Per-instance optimization: The 7-minute optimization flow is not real-time.
ARAP assumes "near-rigid" dynamics, which may struggle with extremely loose/drifting cloth. ⚠️
No code link provided yet; reproducibility is unconfirmed.

vs PSHuman: PSHuman uses SMPL-X guided sparse multi-view diffusion, which suffers from estimation errors. FISHuman's dense video guidance + no-SMPL approach is superior in challenging scenarios.
vs Human3Diffusion: Human3Diffusion uses 3DGS, resulting in limited resolution and unstructured meshes.

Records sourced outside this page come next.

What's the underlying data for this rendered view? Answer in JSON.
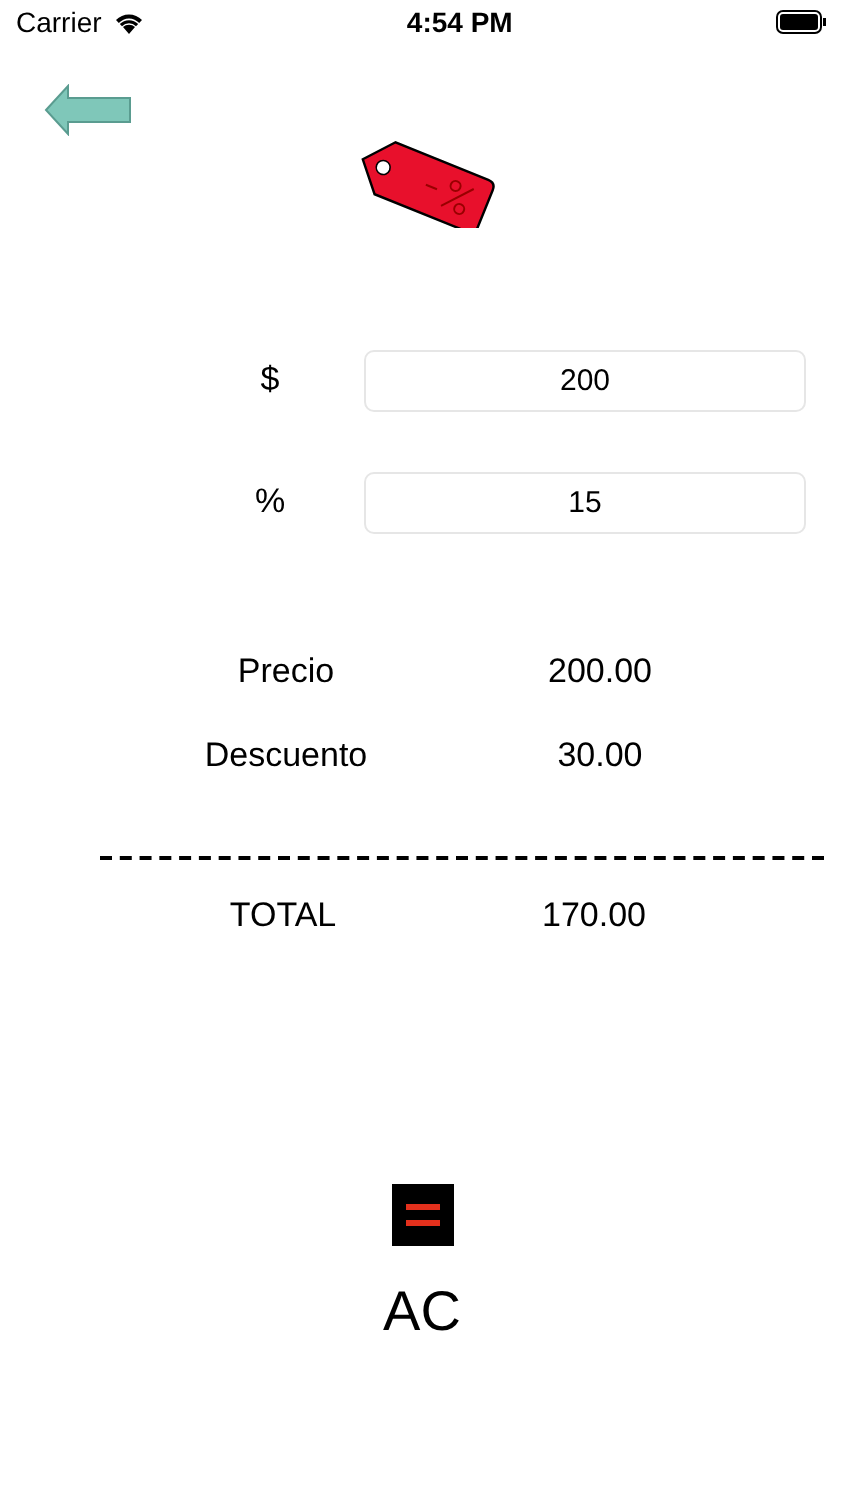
{
  "status_bar": {
    "carrier": "Carrier",
    "time": "4:54 PM"
  },
  "inputs": [
    {
      "label": "$",
      "value": "200"
    },
    {
      "label": "%",
      "value": "15"
    }
  ],
  "summary": [
    {
      "label": "Precio",
      "value": "200.00"
    },
    {
      "label": "Descuento",
      "value": "30.00"
    }
  ],
  "total": {
    "label": "TOTAL",
    "value": "170.00"
  },
  "clear_button": {
    "label": "AC"
  }
}
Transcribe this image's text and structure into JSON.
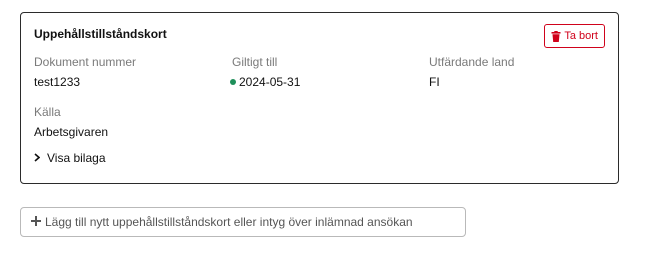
{
  "card": {
    "title": "Uppehållstillståndskort",
    "delete_label": "Ta bort",
    "delete_icon": "trash-icon",
    "fields": {
      "doc_number_label": "Dokument nummer",
      "doc_number_value": "test1233",
      "valid_until_label": "Giltigt till",
      "valid_until_value": "2024-05-31",
      "country_label": "Utfärdande land",
      "country_value": "FI",
      "source_label": "Källa",
      "source_value": "Arbetsgivaren"
    },
    "show_attachment_label": "Visa bilaga",
    "show_attachment_icon": "chevron-right-icon"
  },
  "add_button": {
    "label": "Lägg till nytt uppehållstillståndskort eller intyg över inlämnad ansökan",
    "icon": "plus-icon"
  },
  "colors": {
    "danger": "#d0021b",
    "valid_dot": "#1e8f5a",
    "border": "#2b2b2b"
  }
}
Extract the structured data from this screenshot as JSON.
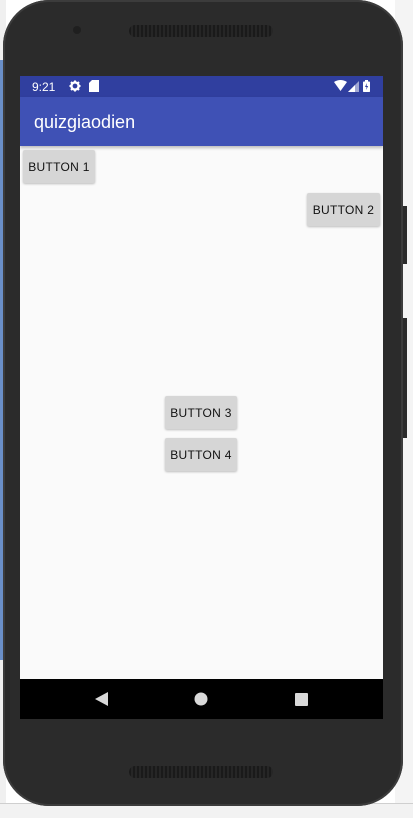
{
  "status_bar": {
    "time": "9:21",
    "icons": [
      "settings-gear-icon",
      "sd-card-icon",
      "wifi-icon",
      "signal-icon",
      "battery-icon"
    ]
  },
  "app_bar": {
    "title": "quizgiaodien",
    "color": "#3f51b5",
    "status_color": "#303f9f"
  },
  "buttons": {
    "b1": "BUTTON 1",
    "b2": "BUTTON 2",
    "b3": "BUTTON 3",
    "b4": "BUTTON 4"
  },
  "nav_bar": {
    "icons": [
      "back-icon",
      "home-icon",
      "recents-icon"
    ]
  }
}
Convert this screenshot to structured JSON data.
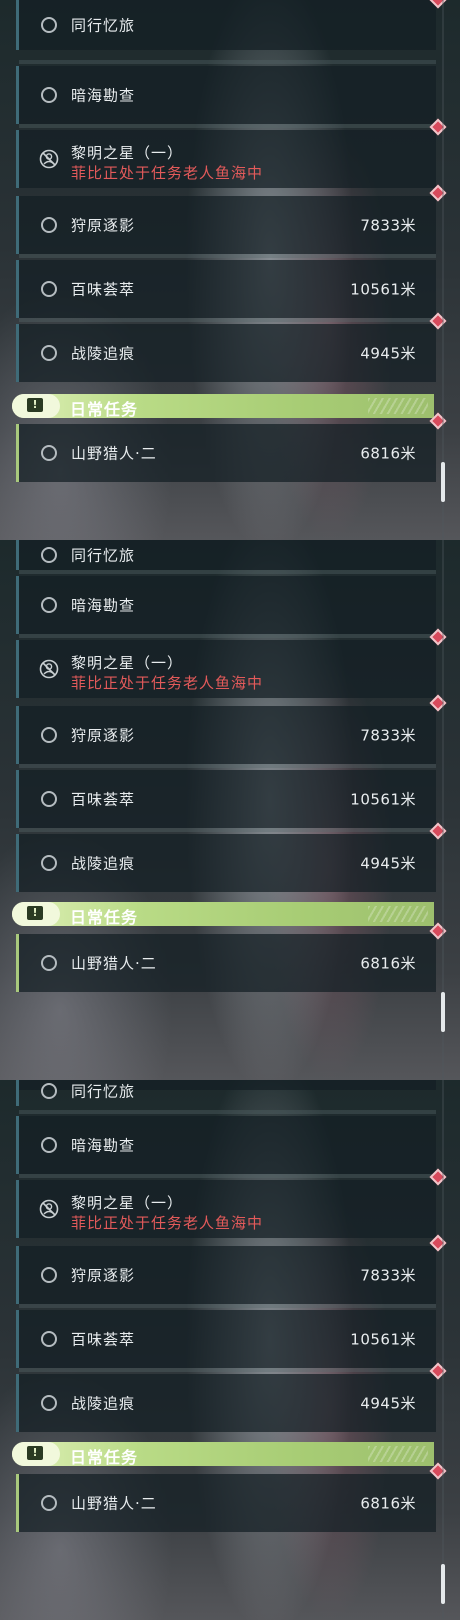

FISHuman outputs standard textured meshes and outperforms it even on its own training set (2K2K).
vs Universal 3D Gen (StdGen/Hunyuan3D 2.0): These methods often lose the identity of the reference human; FISHuman is much closer to reality in appearance and geometric sharpness.

Rating¶

Novelty: ⭐⭐⭐⭐⭐ Explicitly modeling inconsistency as 4D vertex deformation + shared topology UV is a novel solution.
Experimental Thoroughness: ⭐⭐⭐⭐ Full comparison across two datasets, though geometric quantitative results for ablations are missing.
Writing Quality: ⭐⭐⭐⭐⭐ Clear derivation and pipeline descriptions.
Value: ⭐⭐⭐⭐⭐ High value for production-ready assets in film/gaming/VR.